Diversification of the portfolio

To overcome the lack of diversification within the portfolio constructed this way, we can classify the companies of the CAC40 by sector and then rebalance the portfolio at minimum cost.

Indeed, we might introduce different sectors of activity which best represents the companies of the CAC40. Such sectors could be Insurance, bank, Chemistry, real-estate or others.

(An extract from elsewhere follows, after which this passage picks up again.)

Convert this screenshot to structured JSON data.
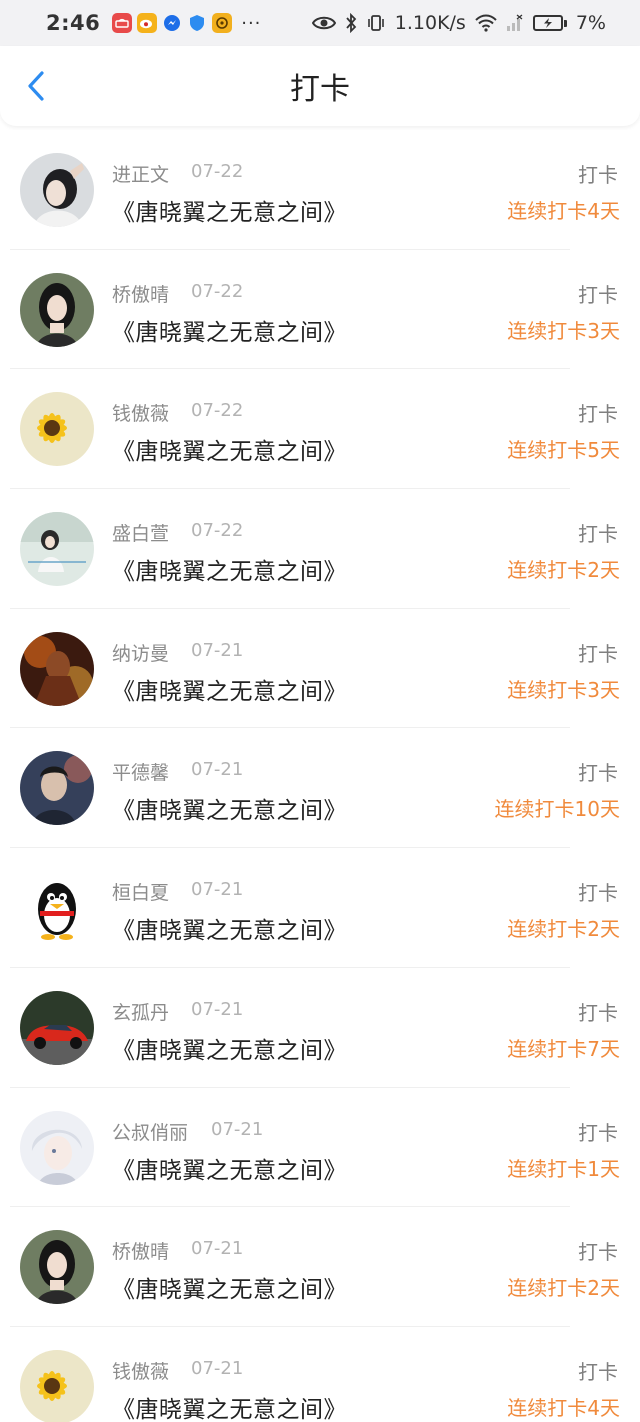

$\cdot $ Let us assume that there are m such characteristics that we would like our index fund to track as well as possible

$\cdot $ The $f_{i}$ correspond to the different sectors evoked previously

$\cdot $ Let $a_{ij} = 1$ if company j belongs to sector i and 0 if it does not

$\cdot $ Let $x_{j} $ denote the optimum weight of asset j in the portfolio

$\cdot $ Assume that initially, the portfolio has weights $x_{j}^{0}$

$\cdot $ Let $ y_{j}$ denote the fraction of asset j bought and $z_{j} $ the fraction sold

The linear programming model corresponding to this approach is the following one :

$$min \sum_{i=1}^{n} (y_{j} + z_{j}) \hspace{5cm}$$

$$\sum_{j=1}^{n} a_{ij} x_{j} = f_{i} \hspace{3cm} i= 1,...,m$$

$$\sum_{j=1}^{n} x_{j} = 1 \hspace{5cm}$$

$$ x_{j} -x_{j}^{0} \le y_{j} \hspace{3cm} j= 1,...,n $$

$$ x_{j}^{0} -x_{j} \le z_{j} \hspace{3cm} j= 1,...,n $$

$$ x_{j} \ge 0 \hspace{3cm} j= 1,...,n $$

$$ y_{j} \ge 0 \hspace{3cm} j= 1,...,n $$

$$ z_{j} \ge 0 \hspace{3cm} j= 1,...,n $$

Time of execution

The use of the lagrangian relaxation would be interesting in order to reduce the time needed to execute the solver.